1 schoolgaand kind uit 1 gezin
2 schoolgaand kind uit 1 gezin
ieder kind meer uit zelfde gezin
voor elk schoolgaand kind
voor iedere leerling op de avondschool
40 ct pm
70 ct pm
30 ct pm
20 ct pm
25 ct pm

12-09-1870
Bij de vaststelling van de begroting voor 1871 wordt besloten om het schoolgeld op 1 januari 1870 af te schaffen. Dit voorstel van de recentelijk nieuw benoemde wethouder/raadslid J. Jonker wordt met 5 van de zes stemmen aangenomen; de voorzitter onthield zich van stemming. Ontvangsten en uitgaven begr. 1871: ƒ 8594,41. Batig saldo 1870: ƒ 1364,78.

27-03-1872
De raad besluit voor ƒ 22.000,- deel te nemen in de aanleg van een spoorlijn tussen Hoorn en Enkhuizen, die gelijktijdig met de verbinding Hoorn-Medemblik zal worden aangelegd. De ingezetenen krijgen gelegenheid tot intekening hetwelk de somma van ƒ 20.350,- oplevert.

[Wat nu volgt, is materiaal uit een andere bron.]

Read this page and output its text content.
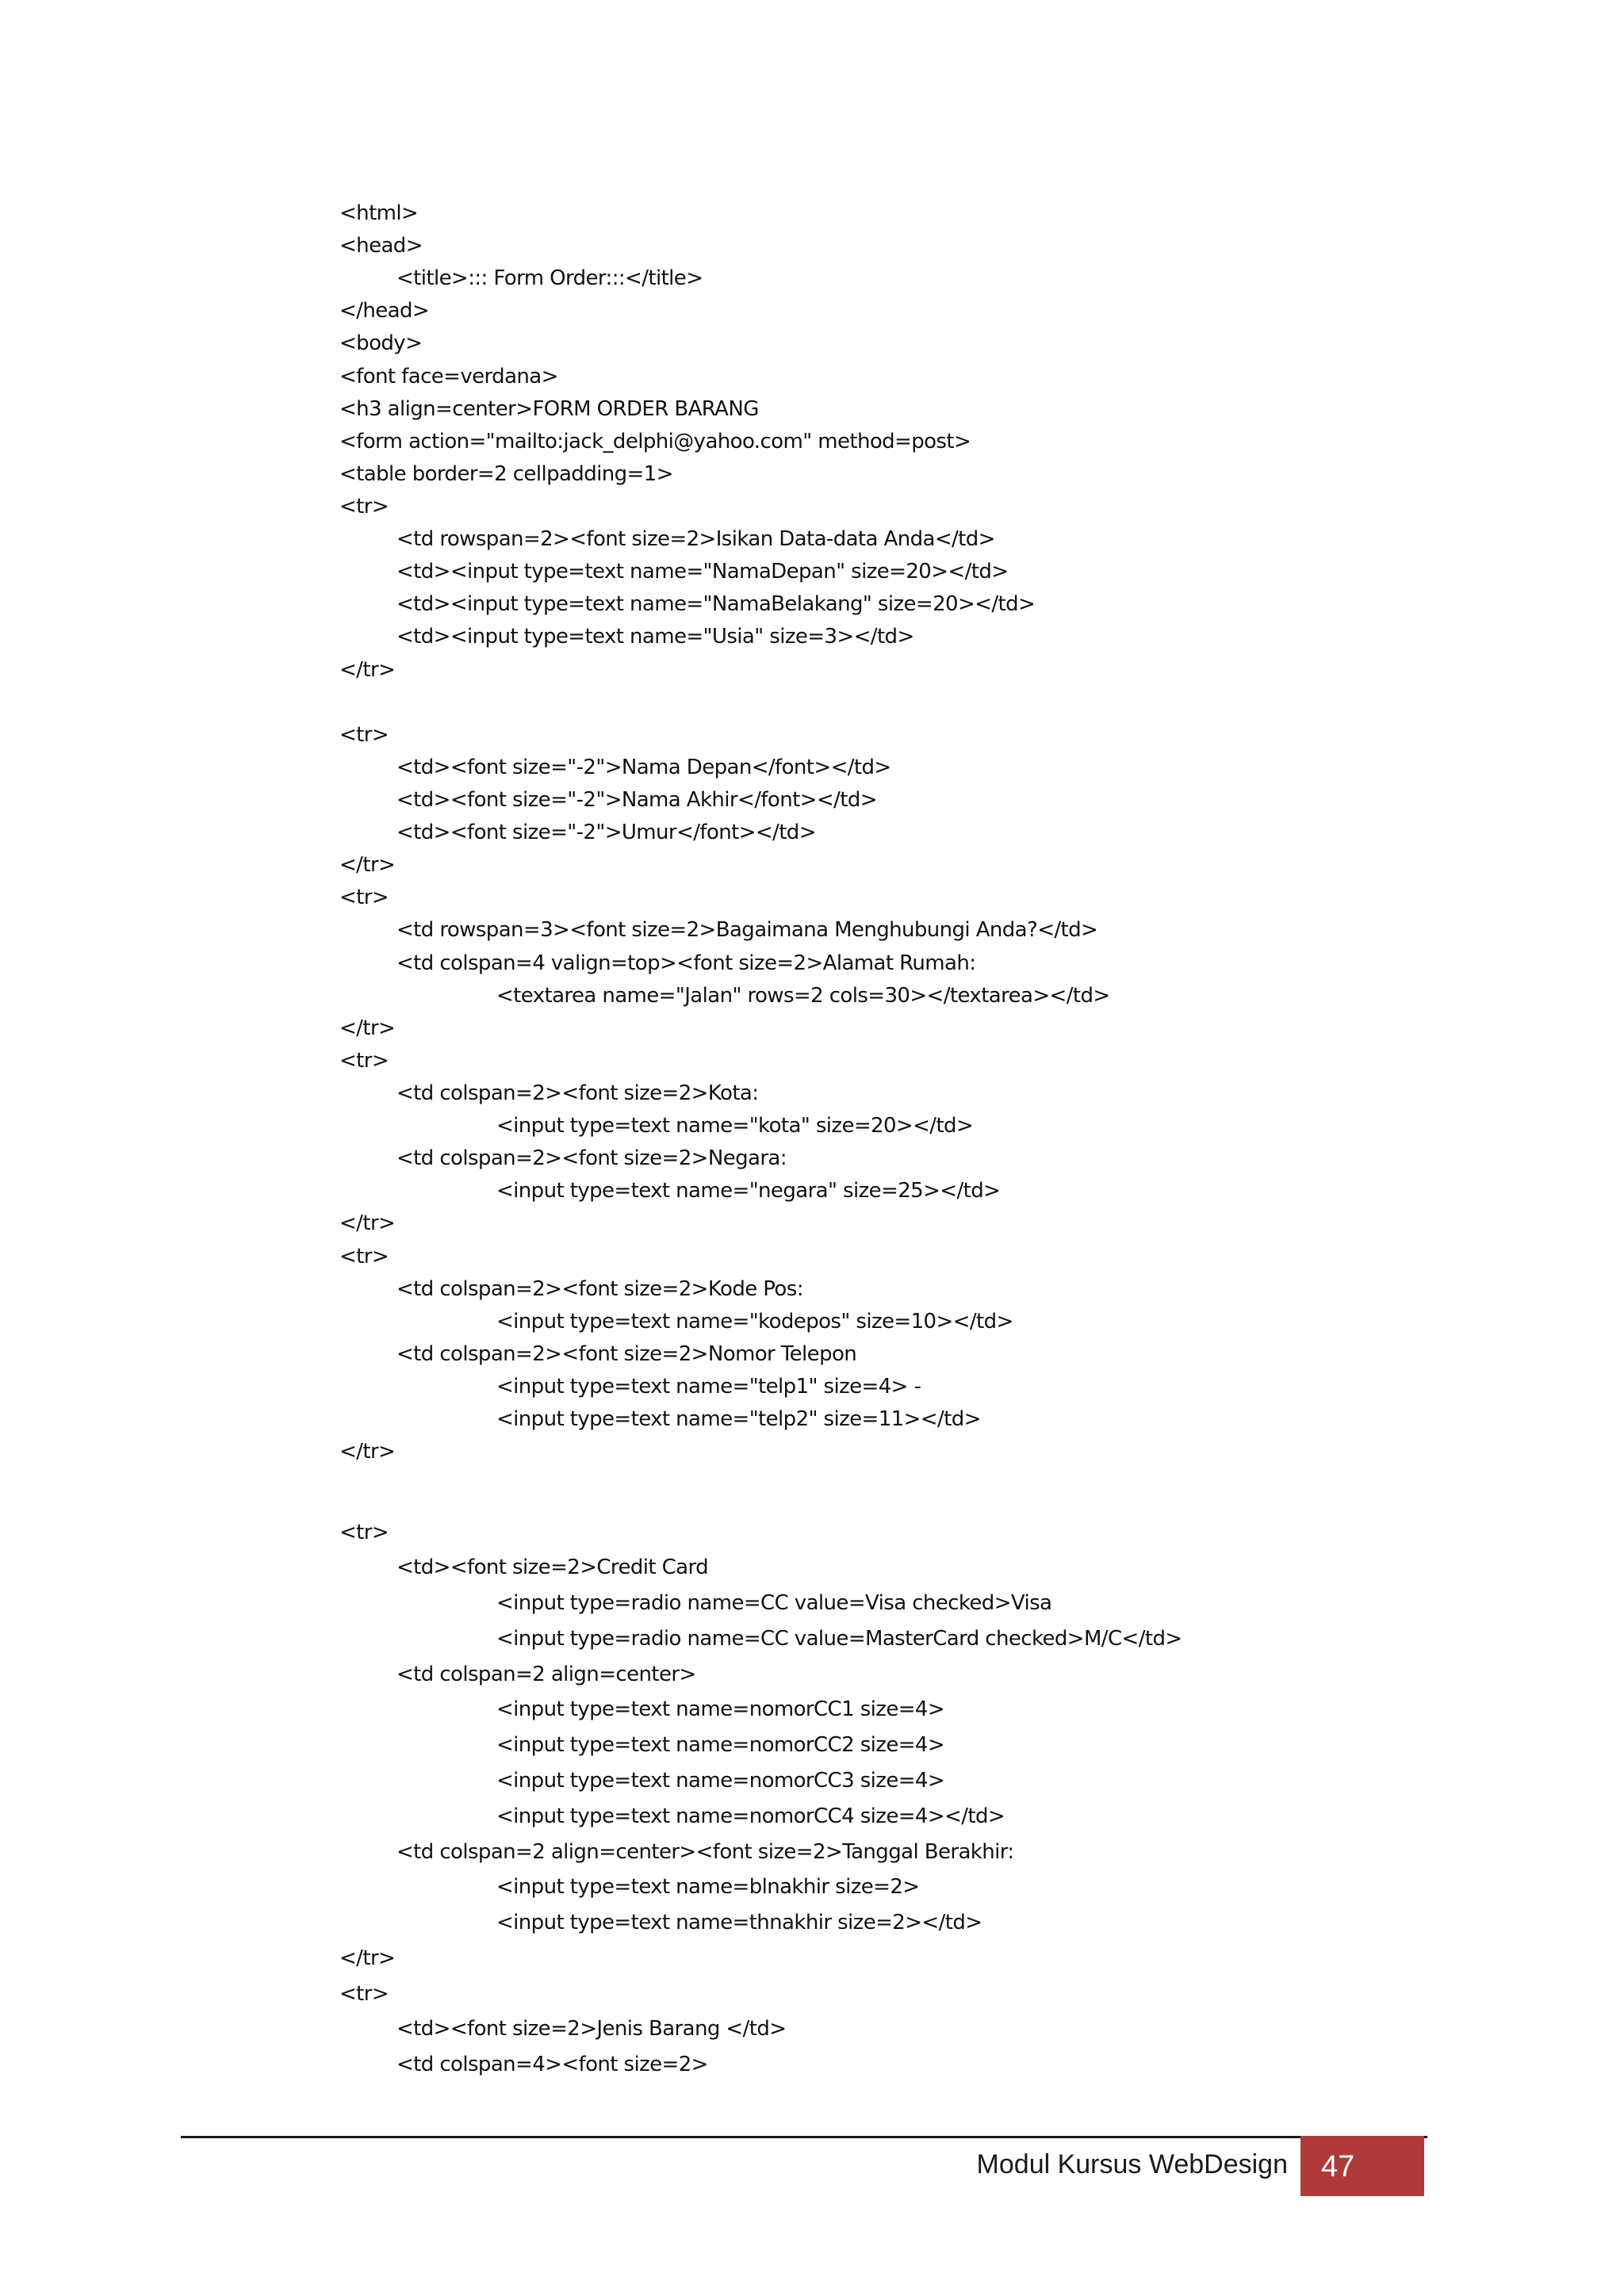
<html>
<head>
<title>::: Form Order:::</title>
</head>
<body>
<font face=verdana>
<h3 align=center>FORM ORDER BARANG
<form action="mailto:jack_delphi@yahoo.com" method=post>
<table border=2 cellpadding=1>
<tr>
<td rowspan=2><font size=2>Isikan Data-data Anda</td>
<td><input type=text name="NamaDepan" size=20></td>
<td><input type=text name="NamaBelakang" size=20></td>
<td><input type=text name="Usia" size=3></td>
</tr>
<tr>
<td><font size="-2">Nama Depan</font></td>
<td><font size="-2">Nama Akhir</font></td>
<td><font size="-2">Umur</font></td>
</tr>
<tr>
<td rowspan=3><font size=2>Bagaimana Menghubungi Anda?</td>
<td colspan=4 valign=top><font size=2>Alamat Rumah:
<textarea name="Jalan" rows=2 cols=30></textarea></td>
</tr>
<tr>
<td colspan=2><font size=2>Kota:
<input type=text name="kota" size=20></td>
<td colspan=2><font size=2>Negara:
<input type=text name="negara" size=25></td>
</tr>
<tr>
<td colspan=2><font size=2>Kode Pos:
<input type=text name="kodepos" size=10></td>
<td colspan=2><font size=2>Nomor Telepon
<input type=text name="telp1" size=4> -
<input type=text name="telp2" size=11></td>
</tr>
<tr>
<td><font size=2>Credit Card
<input type=radio name=CC value=Visa checked>Visa
<input type=radio name=CC value=MasterCard checked>M/C</td>
<td colspan=2 align=center>
<input type=text name=nomorCC1 size=4>
<input type=text name=nomorCC2 size=4>
<input type=text name=nomorCC3 size=4>
<input type=text name=nomorCC4 size=4></td>
<td colspan=2 align=center><font size=2>Tanggal Berakhir:
<input type=text name=blnakhir size=2>
<input type=text name=thnakhir size=2></td>
</tr>
<tr>
<td><font size=2>Jenis Barang </td>
<td colspan=4><font size=2>
Modul Kursus WebDesign 47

Op 9 januari 1873 ondersteunt Andijk een rekwest van de gemeente Enkhuizen aan de Minister van Binnenlandse Zaken tot aansluiting van de spoorweg op Zaandam of Amsterdam.

9-01-1873
Rekwest van P. Hammes, geneesheer, om verhoging van de jaarwedde, wegens grotere armenpraktijk, meerdere verplichtingen aan de betrekking verbonden, vermeerdering der bevolking en duurdere levensmiddelen dan vroeger. Verder heeft hij behoefte aan den grotere hooiberging t.b.v. zijn paard. Alleen het 2e deel van het verzoek vindt bijval.

3-02-1873
Verdubbeling nachtwacht, te beginnen met het najaar, en de diensttijd met 2 maanden te verlengen. De veldwachter zal zich ingaande 1 januari 1873 geheel aan de diensten van de politie moeten wijden en geen ander bedrijf mogen uitoefenen. Hij krijgt kleding en wapening van de gemeente en de bezoldiging wordt verdubbeld. Extra surveillance, ook in het weekend en op feestdagen. Wedde ƒ 400,- Vgl. onderwijzer (hulp) ƒ 450,- Nachtwacht: 130 nachten p.j. 14-10-86 Veldwachter vuurwapen verplicht vlgs. ministerie.

7-06-1875
I.v.m. vacature worden alle onderwijzerssalarissen aanmerkelijk verhoogd: aan de Westerschool en de Middenschool ƒ 900,-, aan de Westerschool ƒ 800,- De hulponderwijzer krijgt ƒ 600,-.
21-8-78 Westerschool ook ƒ 900,-.

12-09-1876
Verzoekschrift van het bestuur van de bijzondere school met klacht over begunstiging van de openbare school boven de bijzondere, en verzoek dit weg te nemen met behoud van de vrijheid van onderwijs. De raad oordeelt eenstemmig dat de stichting der school geheel vrijwillig heeft plaatsgevonden, dat de noodzaak daarvan niet gebleken was, dat daartoe het gevoelen van de raad niet is gevraagd en dat de raad wel de zorg voor de openbare maar niet van de bijzondere scholen is opgedragen. Het ondersteunen van de bij zondere school is ook geen gemeentsbelang.